About
Quorum
In short quorum is minimum number of votes
required for majority. the nodes participating in the windows cluster are
connected through a private network and communicate through User Datagram
Protocol (UDP) port 3343.The quorum configuration in a failover cluster
determines the number of failures (failure of nodes) that the cluster can
sustain while still remain online. If additional failure happened beyond this
threshold, the cluster will stop running.Quorum is designed to handle the Split
Brain scenario. When nodes are unable to communicate each other, each node
assume that, resource groups owned by other nodes have to brought online. When
same resource brought online on multiple nodes at the same time,data corruption
can occur. This scenario is called Split Brain.
Quorum role in cluster
When
both nodes of a cluster are up and running, participating in their relevant
roles (active and passive) they communicate with each other over the network.
For example, if you change a configuration setting on the active node, this
configuration change is automatically sent to the passive node and the same
change made. This generally occurs very quickly, and ensures that both nodes
are synchronized.
But,
as you might imagine, it is possible that you could make a change on the active
node, but before the change is sent over the network and the same change made
on the passive node (which will become the active node after the failover),
that the active node fails, and the change never gets to the passive node.
Depending on the nature of the change, this could cause problems, even causing
both nodes of the cluster to fail.
To
prevent this from happening, a SQL Server 2005 cluster uses what is called a
quorum, which is stored on the quorum drive of the shared array. A quorum is essentially
a log file, similar in concept to database logs. Its purpose is to record any
change made on the active node, and should any change recorded here not get to
the passive node because the active node has failed and cannot send the change
to the passive node over the network, then the passive node, when it becomes
the active node, can read the quorum file and find out what the change was, and
then make the change before it becomes the new active node.
In
order for this to work, the quorum file must reside on what is called the
quorum drive. A quorum drive is a logical drive on the shared array devoted to
the function of storing the quorum.
Quorum
models
Windows 2008 cluster supports four quorum models.
1 Node Majority
2 Node and Disk Majority
3 Node and File Share Majority
4 No Majority (disk only)
Node Majority: Node
majority option is recommended for cluster with odd number of nodes.This
configuration can handle a loss of half of the number of cluster nodes rounded
off downwards. For example , a five node cluster can handle failure of two
nodes. In this scenario three of the nodes (N1,N2,N3) can communicate each
other but other two(N4 and N5) are not able to communicate. The group
constituted by three node have the quorum (majority) and cluster will remain
active and cluster service will be stopped on the other two nodes (N4 and N5).
The resource group (sql server instance) hosted on that two nodes goes offline
and come online on one of the three nodes based on possible owner settings.
Node and Disk Majority: This
option is recommended for cluster with even number of nodes.In this
configuration every node gets one vote and witness disk (quorum disk) gets one
vote which makes total votes a odd number.

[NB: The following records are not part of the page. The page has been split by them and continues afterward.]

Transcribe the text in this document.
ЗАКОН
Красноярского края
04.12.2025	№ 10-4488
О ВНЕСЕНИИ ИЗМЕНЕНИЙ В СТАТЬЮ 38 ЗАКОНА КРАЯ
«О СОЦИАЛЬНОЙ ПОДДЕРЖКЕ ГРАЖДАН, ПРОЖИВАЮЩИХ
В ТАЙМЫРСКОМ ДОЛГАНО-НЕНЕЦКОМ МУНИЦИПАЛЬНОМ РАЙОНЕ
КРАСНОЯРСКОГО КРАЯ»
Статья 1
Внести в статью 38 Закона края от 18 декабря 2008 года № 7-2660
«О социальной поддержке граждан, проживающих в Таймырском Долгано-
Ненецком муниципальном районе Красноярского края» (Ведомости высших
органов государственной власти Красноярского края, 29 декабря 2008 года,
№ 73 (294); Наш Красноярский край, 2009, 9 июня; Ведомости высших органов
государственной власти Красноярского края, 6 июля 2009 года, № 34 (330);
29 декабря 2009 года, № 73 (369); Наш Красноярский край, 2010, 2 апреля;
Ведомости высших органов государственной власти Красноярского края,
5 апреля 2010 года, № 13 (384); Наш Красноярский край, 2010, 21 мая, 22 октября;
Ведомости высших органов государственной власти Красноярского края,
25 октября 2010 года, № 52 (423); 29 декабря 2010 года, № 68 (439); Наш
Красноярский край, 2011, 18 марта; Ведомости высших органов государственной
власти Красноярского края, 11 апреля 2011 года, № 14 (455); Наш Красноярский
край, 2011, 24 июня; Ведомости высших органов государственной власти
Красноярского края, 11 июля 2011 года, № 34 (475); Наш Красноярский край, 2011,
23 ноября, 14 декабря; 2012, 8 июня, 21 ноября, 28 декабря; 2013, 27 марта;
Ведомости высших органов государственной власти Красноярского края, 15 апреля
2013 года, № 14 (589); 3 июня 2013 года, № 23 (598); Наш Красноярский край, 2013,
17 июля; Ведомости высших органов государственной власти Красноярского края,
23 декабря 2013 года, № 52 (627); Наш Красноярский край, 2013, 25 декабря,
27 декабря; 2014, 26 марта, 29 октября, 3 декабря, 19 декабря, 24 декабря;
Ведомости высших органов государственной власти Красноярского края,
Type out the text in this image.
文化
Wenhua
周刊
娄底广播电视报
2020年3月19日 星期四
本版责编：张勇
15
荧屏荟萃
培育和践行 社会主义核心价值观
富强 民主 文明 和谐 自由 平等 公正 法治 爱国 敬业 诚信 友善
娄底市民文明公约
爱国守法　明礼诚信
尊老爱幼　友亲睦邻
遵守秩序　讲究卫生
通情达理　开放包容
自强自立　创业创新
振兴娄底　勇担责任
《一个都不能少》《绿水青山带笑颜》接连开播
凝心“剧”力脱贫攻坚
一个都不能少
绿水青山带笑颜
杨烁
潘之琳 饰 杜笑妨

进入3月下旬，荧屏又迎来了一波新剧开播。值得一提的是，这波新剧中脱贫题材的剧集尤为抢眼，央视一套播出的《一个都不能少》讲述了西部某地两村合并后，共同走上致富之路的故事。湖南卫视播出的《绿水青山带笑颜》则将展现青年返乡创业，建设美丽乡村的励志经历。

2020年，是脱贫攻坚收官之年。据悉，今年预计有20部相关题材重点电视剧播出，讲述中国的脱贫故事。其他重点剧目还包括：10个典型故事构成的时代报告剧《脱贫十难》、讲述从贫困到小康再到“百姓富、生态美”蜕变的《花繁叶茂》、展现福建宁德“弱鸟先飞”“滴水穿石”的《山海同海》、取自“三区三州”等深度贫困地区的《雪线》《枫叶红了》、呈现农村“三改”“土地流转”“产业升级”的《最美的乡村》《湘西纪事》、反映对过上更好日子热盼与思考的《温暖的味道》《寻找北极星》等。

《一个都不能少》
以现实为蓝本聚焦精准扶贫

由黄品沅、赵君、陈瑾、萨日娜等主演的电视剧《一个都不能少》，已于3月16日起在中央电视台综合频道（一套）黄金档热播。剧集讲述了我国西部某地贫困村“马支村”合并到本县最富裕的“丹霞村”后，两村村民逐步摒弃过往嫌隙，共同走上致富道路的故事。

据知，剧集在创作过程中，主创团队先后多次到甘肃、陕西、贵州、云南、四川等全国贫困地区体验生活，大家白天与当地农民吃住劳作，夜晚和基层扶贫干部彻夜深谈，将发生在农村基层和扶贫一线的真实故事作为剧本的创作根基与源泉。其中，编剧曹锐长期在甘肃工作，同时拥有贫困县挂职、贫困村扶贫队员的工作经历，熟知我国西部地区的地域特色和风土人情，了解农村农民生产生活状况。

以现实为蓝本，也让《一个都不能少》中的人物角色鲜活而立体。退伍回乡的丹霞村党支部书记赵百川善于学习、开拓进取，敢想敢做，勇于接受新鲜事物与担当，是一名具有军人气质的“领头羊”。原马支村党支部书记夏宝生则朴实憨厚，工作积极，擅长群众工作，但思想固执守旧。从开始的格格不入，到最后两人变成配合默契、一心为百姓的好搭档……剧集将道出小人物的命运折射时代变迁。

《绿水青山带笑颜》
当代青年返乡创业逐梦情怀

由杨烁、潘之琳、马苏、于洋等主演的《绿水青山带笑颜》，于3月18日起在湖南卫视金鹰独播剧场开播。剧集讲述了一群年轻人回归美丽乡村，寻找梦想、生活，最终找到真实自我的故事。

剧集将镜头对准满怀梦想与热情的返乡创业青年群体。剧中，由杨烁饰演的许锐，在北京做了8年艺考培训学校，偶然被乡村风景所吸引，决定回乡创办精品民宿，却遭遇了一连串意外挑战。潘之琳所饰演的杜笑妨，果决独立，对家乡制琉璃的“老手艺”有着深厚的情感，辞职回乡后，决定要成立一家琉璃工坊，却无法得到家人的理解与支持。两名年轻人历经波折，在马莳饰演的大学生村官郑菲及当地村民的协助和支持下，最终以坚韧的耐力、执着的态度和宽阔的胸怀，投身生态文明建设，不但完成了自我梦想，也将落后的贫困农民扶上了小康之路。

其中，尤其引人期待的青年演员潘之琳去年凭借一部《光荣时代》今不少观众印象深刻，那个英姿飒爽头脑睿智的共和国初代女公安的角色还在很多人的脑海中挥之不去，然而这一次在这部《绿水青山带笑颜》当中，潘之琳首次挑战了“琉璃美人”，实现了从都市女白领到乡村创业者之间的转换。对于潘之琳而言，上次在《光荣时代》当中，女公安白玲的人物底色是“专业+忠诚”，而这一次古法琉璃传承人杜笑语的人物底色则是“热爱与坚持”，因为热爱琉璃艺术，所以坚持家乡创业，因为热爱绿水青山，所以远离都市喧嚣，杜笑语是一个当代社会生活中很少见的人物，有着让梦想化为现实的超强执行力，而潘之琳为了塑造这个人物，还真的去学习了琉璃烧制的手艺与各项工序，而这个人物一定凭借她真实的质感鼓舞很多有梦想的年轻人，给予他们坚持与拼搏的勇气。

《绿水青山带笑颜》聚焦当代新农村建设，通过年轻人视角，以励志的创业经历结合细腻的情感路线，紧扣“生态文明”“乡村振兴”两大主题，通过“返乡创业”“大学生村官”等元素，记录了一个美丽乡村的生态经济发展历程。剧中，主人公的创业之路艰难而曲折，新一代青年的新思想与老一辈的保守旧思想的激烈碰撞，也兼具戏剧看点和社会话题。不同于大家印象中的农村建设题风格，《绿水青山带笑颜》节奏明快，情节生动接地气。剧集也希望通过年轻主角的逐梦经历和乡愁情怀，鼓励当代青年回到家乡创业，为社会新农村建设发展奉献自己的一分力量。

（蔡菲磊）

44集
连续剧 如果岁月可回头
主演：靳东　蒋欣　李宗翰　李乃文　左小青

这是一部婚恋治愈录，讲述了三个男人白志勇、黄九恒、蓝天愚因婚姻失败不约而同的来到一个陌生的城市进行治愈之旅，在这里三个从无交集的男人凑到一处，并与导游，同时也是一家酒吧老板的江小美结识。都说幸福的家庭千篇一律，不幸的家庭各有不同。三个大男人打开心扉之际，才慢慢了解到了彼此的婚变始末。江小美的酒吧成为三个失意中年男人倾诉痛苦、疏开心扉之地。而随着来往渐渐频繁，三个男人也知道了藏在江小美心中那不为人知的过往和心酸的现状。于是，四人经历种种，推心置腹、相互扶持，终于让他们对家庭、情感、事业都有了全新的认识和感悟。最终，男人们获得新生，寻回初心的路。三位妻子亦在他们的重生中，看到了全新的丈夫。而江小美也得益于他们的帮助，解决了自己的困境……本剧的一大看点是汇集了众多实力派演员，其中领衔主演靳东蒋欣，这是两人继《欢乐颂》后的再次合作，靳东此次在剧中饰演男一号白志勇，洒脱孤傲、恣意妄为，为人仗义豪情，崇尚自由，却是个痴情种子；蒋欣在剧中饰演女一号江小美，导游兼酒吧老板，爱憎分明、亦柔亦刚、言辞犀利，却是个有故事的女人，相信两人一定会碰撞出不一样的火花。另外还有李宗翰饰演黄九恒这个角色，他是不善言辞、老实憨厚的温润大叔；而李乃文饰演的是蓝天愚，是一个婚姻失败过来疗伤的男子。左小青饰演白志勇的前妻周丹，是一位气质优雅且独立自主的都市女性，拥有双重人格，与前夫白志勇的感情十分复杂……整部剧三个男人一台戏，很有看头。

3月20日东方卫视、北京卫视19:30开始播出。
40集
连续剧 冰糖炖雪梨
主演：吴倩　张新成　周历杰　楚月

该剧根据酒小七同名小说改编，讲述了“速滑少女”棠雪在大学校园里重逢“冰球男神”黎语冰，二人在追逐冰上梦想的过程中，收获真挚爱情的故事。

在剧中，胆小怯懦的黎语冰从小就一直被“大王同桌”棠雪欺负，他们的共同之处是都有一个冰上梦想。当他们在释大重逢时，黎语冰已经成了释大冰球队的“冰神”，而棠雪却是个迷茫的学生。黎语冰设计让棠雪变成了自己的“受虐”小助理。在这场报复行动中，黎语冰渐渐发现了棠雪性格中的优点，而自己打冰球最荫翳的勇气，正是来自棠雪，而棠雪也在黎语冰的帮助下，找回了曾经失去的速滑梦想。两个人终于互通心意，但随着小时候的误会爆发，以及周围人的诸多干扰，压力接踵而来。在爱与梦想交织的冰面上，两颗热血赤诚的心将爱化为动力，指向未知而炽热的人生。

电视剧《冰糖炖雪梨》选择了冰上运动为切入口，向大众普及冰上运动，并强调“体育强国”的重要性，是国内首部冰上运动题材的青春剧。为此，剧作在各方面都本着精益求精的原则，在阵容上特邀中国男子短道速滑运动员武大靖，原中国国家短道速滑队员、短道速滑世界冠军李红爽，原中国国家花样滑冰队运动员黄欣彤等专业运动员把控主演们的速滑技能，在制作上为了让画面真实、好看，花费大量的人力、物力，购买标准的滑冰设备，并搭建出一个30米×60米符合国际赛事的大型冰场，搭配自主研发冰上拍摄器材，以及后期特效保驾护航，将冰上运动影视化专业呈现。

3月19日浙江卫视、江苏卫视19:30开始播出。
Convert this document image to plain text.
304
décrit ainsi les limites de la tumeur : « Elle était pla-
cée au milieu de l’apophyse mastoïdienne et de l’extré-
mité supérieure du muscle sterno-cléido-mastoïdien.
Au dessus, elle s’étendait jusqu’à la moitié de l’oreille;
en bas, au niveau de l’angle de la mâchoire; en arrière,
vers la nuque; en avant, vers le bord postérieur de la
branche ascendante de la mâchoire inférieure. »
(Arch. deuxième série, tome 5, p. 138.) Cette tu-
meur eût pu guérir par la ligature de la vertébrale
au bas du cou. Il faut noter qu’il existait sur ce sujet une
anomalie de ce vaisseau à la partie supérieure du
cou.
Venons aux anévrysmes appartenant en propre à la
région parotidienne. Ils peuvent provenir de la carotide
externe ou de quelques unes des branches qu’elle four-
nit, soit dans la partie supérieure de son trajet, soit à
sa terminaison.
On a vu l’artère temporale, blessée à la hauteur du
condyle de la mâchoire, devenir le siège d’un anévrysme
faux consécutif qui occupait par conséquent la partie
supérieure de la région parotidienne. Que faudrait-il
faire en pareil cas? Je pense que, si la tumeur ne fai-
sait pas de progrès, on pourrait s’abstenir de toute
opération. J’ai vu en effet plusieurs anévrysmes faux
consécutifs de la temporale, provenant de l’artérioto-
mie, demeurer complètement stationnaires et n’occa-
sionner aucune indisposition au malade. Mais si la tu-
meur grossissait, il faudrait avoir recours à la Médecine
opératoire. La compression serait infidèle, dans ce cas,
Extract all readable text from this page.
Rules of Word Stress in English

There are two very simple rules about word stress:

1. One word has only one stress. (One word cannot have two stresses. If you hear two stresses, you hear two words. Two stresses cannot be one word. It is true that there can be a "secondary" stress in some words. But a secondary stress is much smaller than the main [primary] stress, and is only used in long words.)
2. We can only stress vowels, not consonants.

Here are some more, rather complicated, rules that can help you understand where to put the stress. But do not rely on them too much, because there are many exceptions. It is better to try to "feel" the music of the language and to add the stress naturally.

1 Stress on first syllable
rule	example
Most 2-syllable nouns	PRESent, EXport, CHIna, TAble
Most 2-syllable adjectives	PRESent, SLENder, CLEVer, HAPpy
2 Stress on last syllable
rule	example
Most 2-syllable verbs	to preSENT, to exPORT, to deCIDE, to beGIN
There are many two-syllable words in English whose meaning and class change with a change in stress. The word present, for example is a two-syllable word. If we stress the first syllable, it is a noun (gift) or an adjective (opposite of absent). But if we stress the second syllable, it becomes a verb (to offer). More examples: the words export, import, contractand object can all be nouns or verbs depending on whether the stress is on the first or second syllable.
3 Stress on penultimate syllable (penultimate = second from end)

The witness disk is a small ( approx
1 GB ) clustered disk.This disk is highly available and can failover between
nodes. It is considered as part of the cluster core resource group.In a four
node cluster, if there is a partition between two subsets of nodes, one of the
subset will have witness disk and that subset will have quorum and cluster will
remain online. This means that the cluster can lose any two voters,whether they
are two nodes or one node and the witness disk.
Node and File Share Majority: This
configuration is similar to the the Node and Disk Majority, but in this case
the witness disk is replaced with a file share which is also known as File
Share Witness Resource (FSW). This quorum configuration usually used in
multi-site clusters (nodes are in different physical location) or where there
is no common storage. The File Share Witness resource is a file share in any
server in the same active directory which all the cluster nodes have access to.
One of the node in the cluster will place a lock on the the file share to
consider that node as owner of the file share.When this node goes offline or
lost the connectivity another node grabs the lock and own the file share.On a
standalone sever, the file share is not highly available , however the file
share can also put on a clustered file share on an independent cluster,making
the FSW clustered and giving it the ability to fail over between node. It is
important that, this file share should not put in a node of the same cluster,
because losing that node would cause for loosing two votes. A FSW does not
store cluster configuration data like witness disk. It contain information
about which version of the cluster configuration database is most recent.
No Majority (Disk only) : This configuration was available in windows
server 2003 and has been maintained for compatibility reason and it is highly
recommended not to use this configuration. In this configuration,only witness
disk has a vote and there are no other voters in the cluster. That means if all
nodes are online and able to communicate , but when witness disk failed or
corrupted, the entire cluster will go offline.This is considered as single
point of failure.